K-LLVM

A semantics of LLVM in K.

LLVM is designed for the compile-time, link-time and run-time optimization of programs written in various programming languages. The language supported by LLVM targeted by modern compilers is LLVM IR. In this paper we define K-LLVM, a reference semantics for LLVM IR. To the best of our knowledge, K-LLVM is the most complete formal LLVM IR semantics to date, including all LLVM IR instructions, intrinsic functions in the LLVM documentation and Standard-C library functions that are necessary to execute many LLVM IR programs. Additionally, K-LLVM formulates an abstract machine that executes all LLVM IR instructions. The machine allows to describe our formal semantics in terms of simulating a conceptual virtual machine that runs LLVM IR programs, including non-deterministic programs.
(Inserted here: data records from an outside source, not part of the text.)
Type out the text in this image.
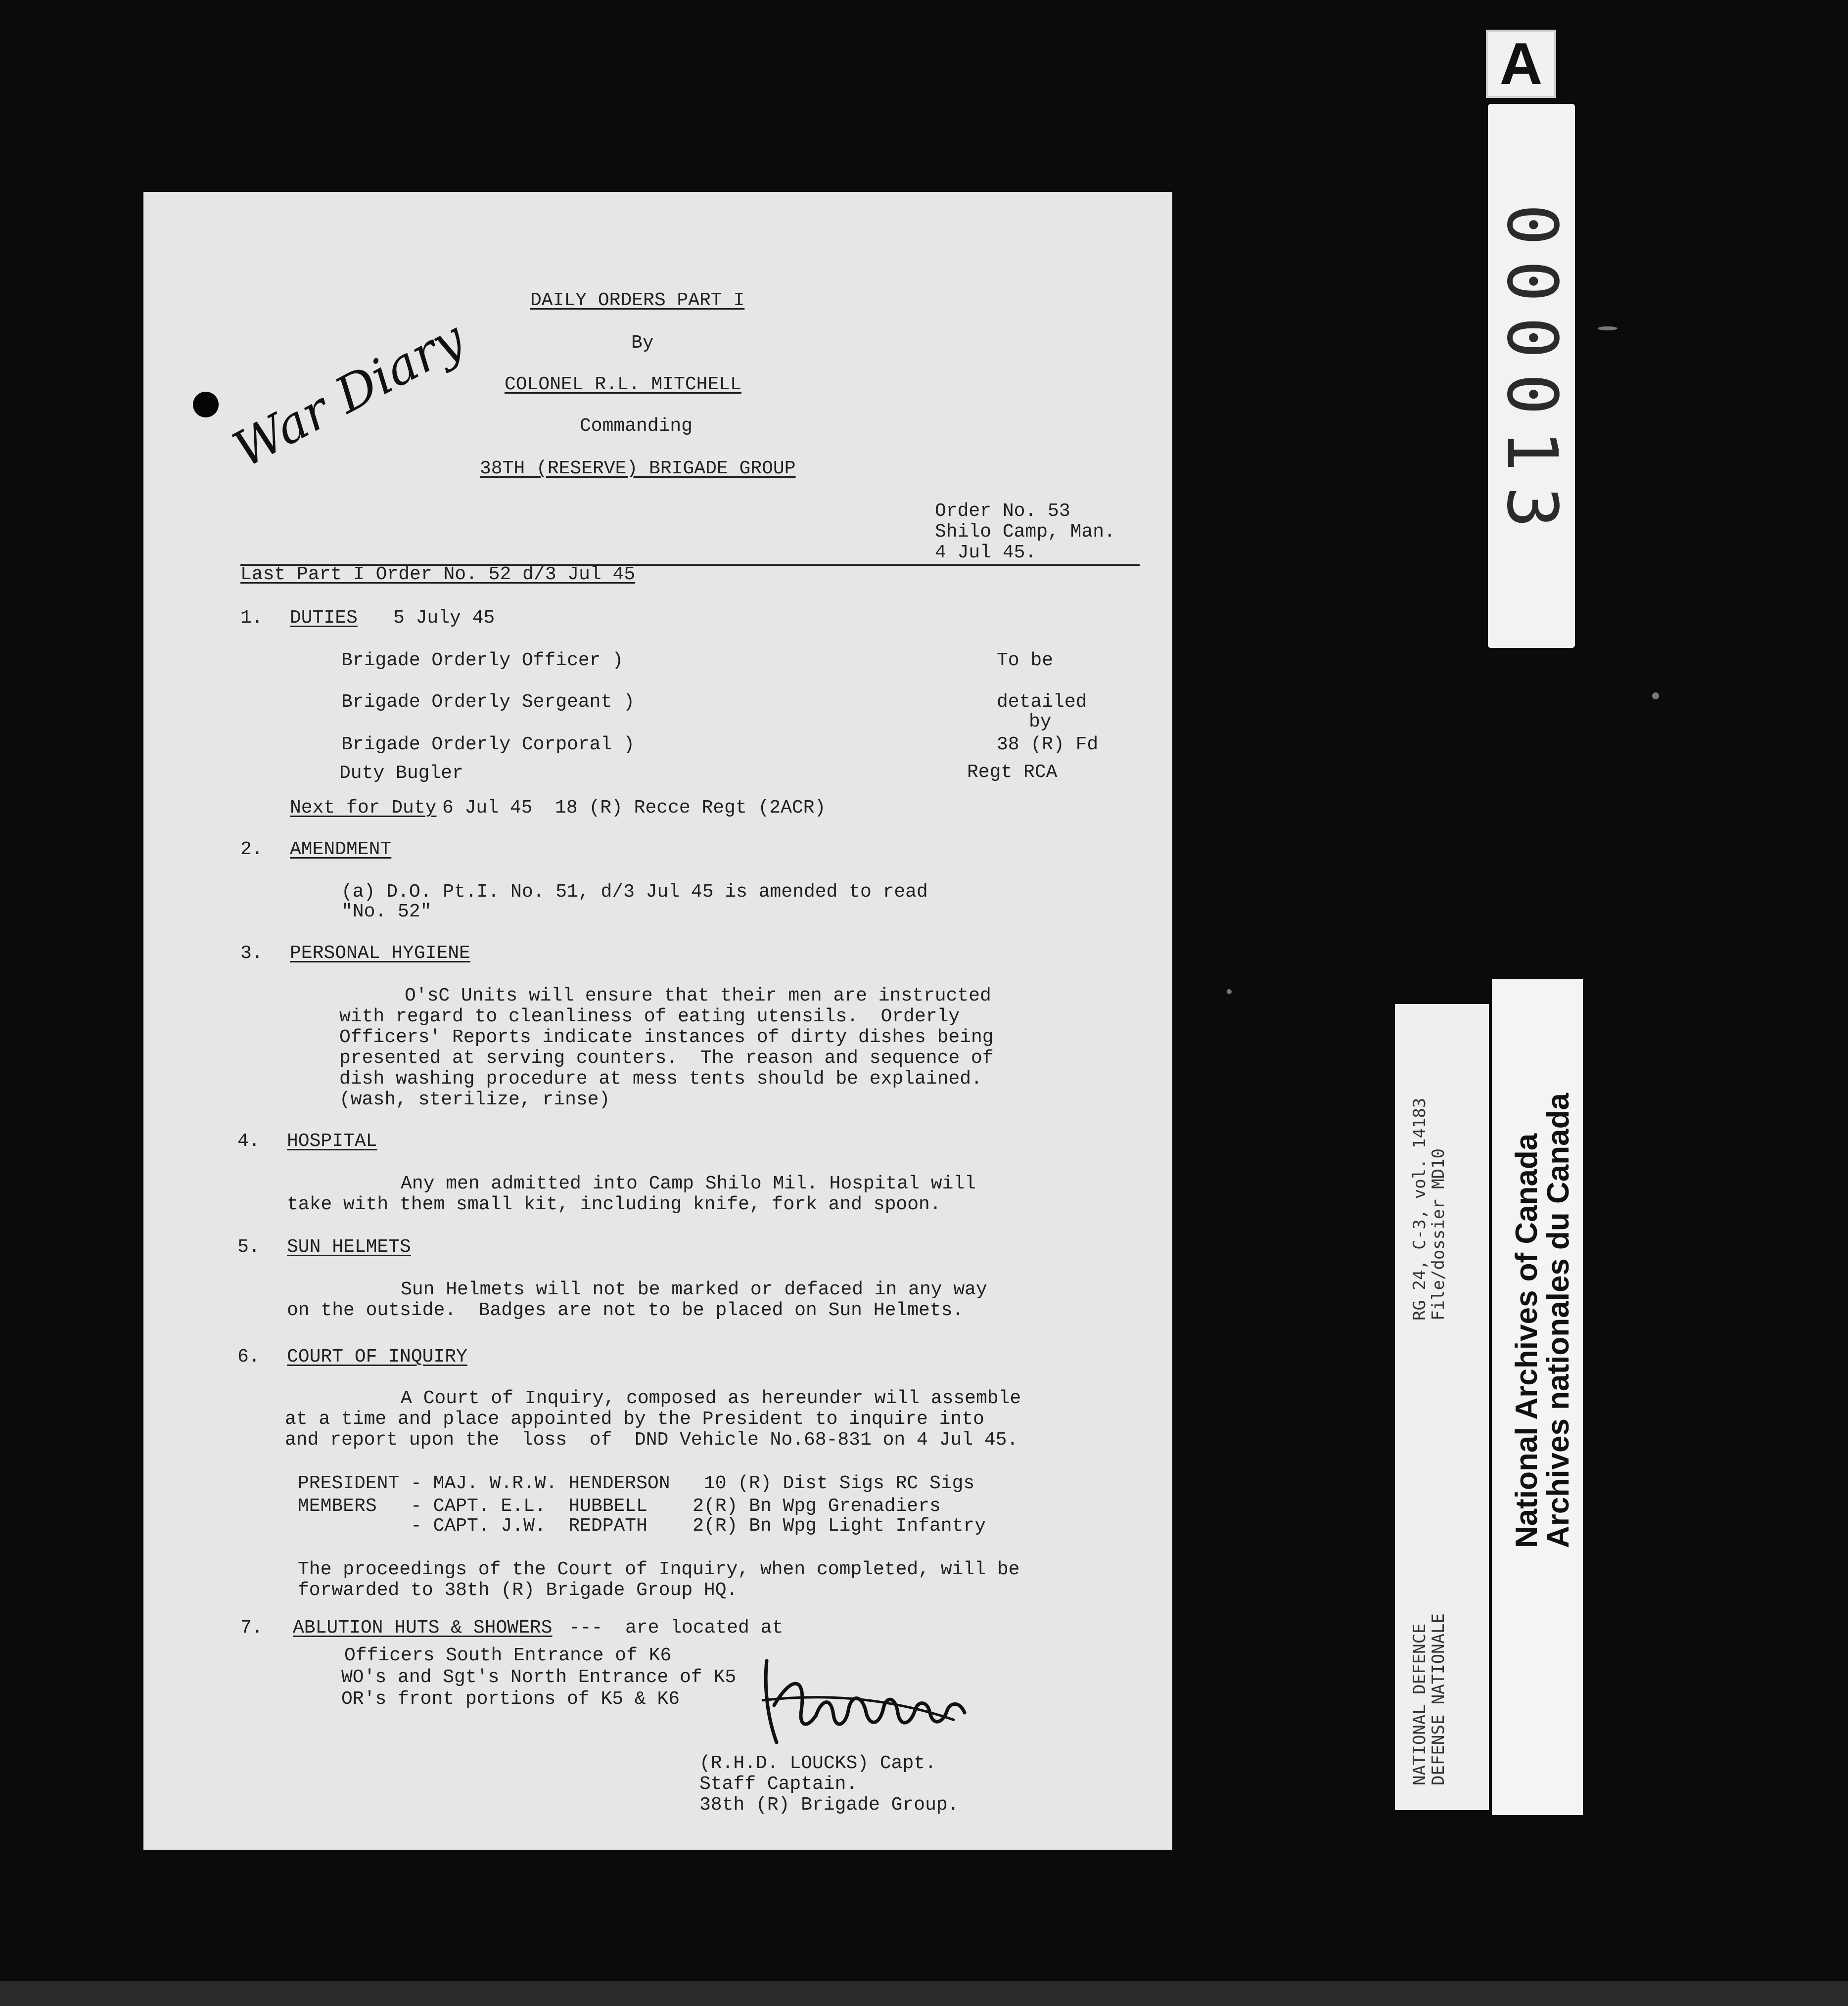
A
000013
NATIONAL DEFENCE
DEFENSE NATIONALE
RG 24, C-3, vol. 14183
File/dossier MD10 National Archives of Canada
Archives nationales du Canada
War Diary
DAILY ORDERS PART I
By
COLONEL R.L. MITCHELL
Commanding
38TH (RESERVE) BRIGADE GROUP
Order No. 53
Shilo Camp, Man.
4 Jul 45.
Last Part I Order No. 52 d/3 Jul 45
1. DUTIES 5 July 45
Brigade Orderly Officer )
Brigade Orderly Sergeant )
Brigade Orderly Corporal )
Duty Bugler
To be
detailed
by
38 (R) Fd
Regt RCA
Next for Duty 6 Jul 45  18 (R) Recce Regt (2ACR)
2. AMENDMENT
(a) D.O. Pt.I. No. 51, d/3 Jul 45 is amended to read
"No. 52"
3. PERSONAL HYGIENE
O'sC Units will ensure that their men are instructed
with regard to cleanliness of eating utensils.  Orderly
Officers' Reports indicate instances of dirty dishes being
presented at serving counters.  The reason and sequence of
dish washing procedure at mess tents should be explained.
(wash, sterilize, rinse)
4. HOSPITAL
Any men admitted into Camp Shilo Mil. Hospital will
take with them small kit, including knife, fork and spoon.
5. SUN HELMETS
Sun Helmets will not be marked or defaced in any way
on the outside.  Badges are not to be placed on Sun Helmets.
6. COURT OF INQUIRY
A Court of Inquiry, composed as hereunder will assemble
at a time and place appointed by the President to inquire into
and report upon the  loss  of  DND Vehicle No.68-831 on 4 Jul 45.
PRESIDENT - MAJ. W.R.W. HENDERSON   10 (R) Dist Sigs RC Sigs
MEMBERS   - CAPT. E.L.  HUBBELL    2(R) Bn Wpg Grenadiers
- CAPT. J.W.  REDPATH    2(R) Bn Wpg Light Infantry
The proceedings of the Court of Inquiry, when completed, will be
forwarded to 38th (R) Brigade Group HQ.
7. ABLUTION HUTS & SHOWERS ---  are located at
Officers South Entrance of K6
WO's and Sgt's North Entrance of K5
OR's front portions of K5 & K6
(R.H.D. LOUCKS) Capt.
Staff Captain.
38th (R) Brigade Group.
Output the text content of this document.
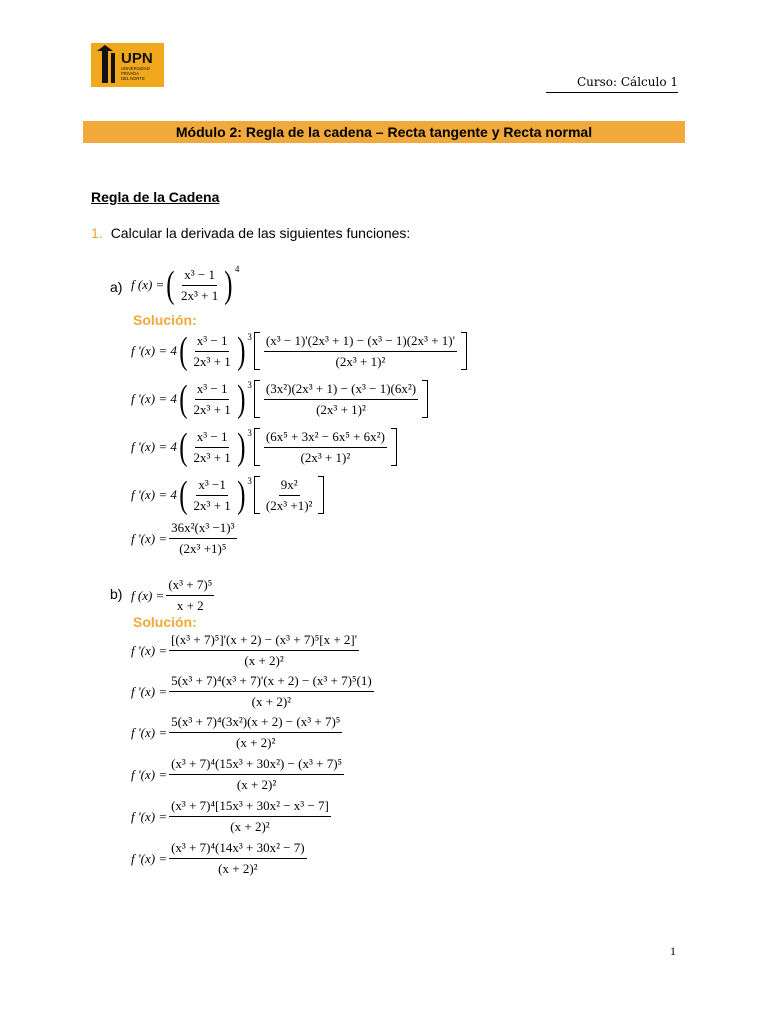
UPN
UNIVERSIDAD
PRIVADA
DEL NORTE	Curso: Cálculo 1
Módulo 2: Regla de la cadena – Recta tangente y Recta normal
Regla de la Cadena
1. Calcular la derivada de las siguientes funciones:
a) f (x) = ( $\frac{\text{x³ − 1}}{\text{2x³ + 1}} )^4$
Solución:
f '(x) = 4 ( $\frac{\text{x³ − 1}}{\text{2x³ + 1}} )^3 \frac{\text{(x³ − 1)'(2x³ + 1) − (x³ − 1)(2x³ + 1)'}}{\text{(2x³ + 1)²}}$
f '(x) = 4 ( $\frac{\text{x³ − 1}}{\text{2x³ + 1}} )^3 \frac{\text{(3x²)(2x³ + 1) − (x³ − 1)(6x²)}}{\text{(2x³ + 1)²}}$
f '(x) = 4 ( $\frac{\text{x³ − 1}}{\text{2x³ + 1}} )^3 \frac{\text{(6x⁵ + 3x² − 6x⁵ + 6x²)}}{\text{(2x³ + 1)²}}$
f '(x) = 4 ( $\frac{\text{x³ −1}}{\text{2x³ + 1}} )^3 \frac{\text{9x²}}{\text{(2x³ +1)²}}$
f '$(x) = \frac{\text{36x²(x³ −1)³}}{\text{(2x³ +1)⁵}}$
b) f $(x) = \frac{\text{(x³ + 7)⁵}}{x + 2}$
Solución:
f '$(x) = \frac{\text{[(x³ + 7)⁵]'(x + 2) − (x³ + 7)⁵[x + 2]'}}{\text{(x + 2)²}}$
f '$(x) = \frac{\text{5(x³ + 7)⁴(x³ + 7)'(x + 2) − (x³ + 7)⁵(1)}}{\text{(x + 2)²}}$
f '$(x) = \frac{\text{5(x³ + 7)⁴(3x²)(x + 2) − (x³ + 7)⁵}}{\text{(x + 2)²}}$
f '$(x) = \frac{\text{(x³ + 7)⁴(15x³ + 30x²) − (x³ + 7)⁵}}{\text{(x + 2)²}}$
f '$(x) = \frac{\text{(x³ + 7)⁴[15x³ + 30x² − x³ − 7]}}{\text{(x + 2)²}}$
f '$(x) = \frac{\text{(x³ + 7)⁴(14x³ + 30x² − 7)}}{\text{(x + 2)²}}$
1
Even though the K-LLVM memory model in this paper is assumed to be a sequentially consistent memory model and does not include all LLVM concurrency memory behaviors, the design of K-LLVM’s data layout allows the K-LLVM abstract machine to execute some LLVM IR programs that previous semantics did not cover, such as the full range of LLVM IR behaviors for the interaction among LLVM IR casting, pointer arithmetic, memory operations and some memory flags (e.g. readonly) of function headers. Additionally, the memory model is modularized in a manner that supports investigating other memory models. To validate K-LLVM, we have implemented it in K [41], which generated an interpreter for LLVM IR. Using this, we ran tests including 1,385 unit test programs and 2,156 concrete LLVM IR programs, and K-LLVM passed all of them.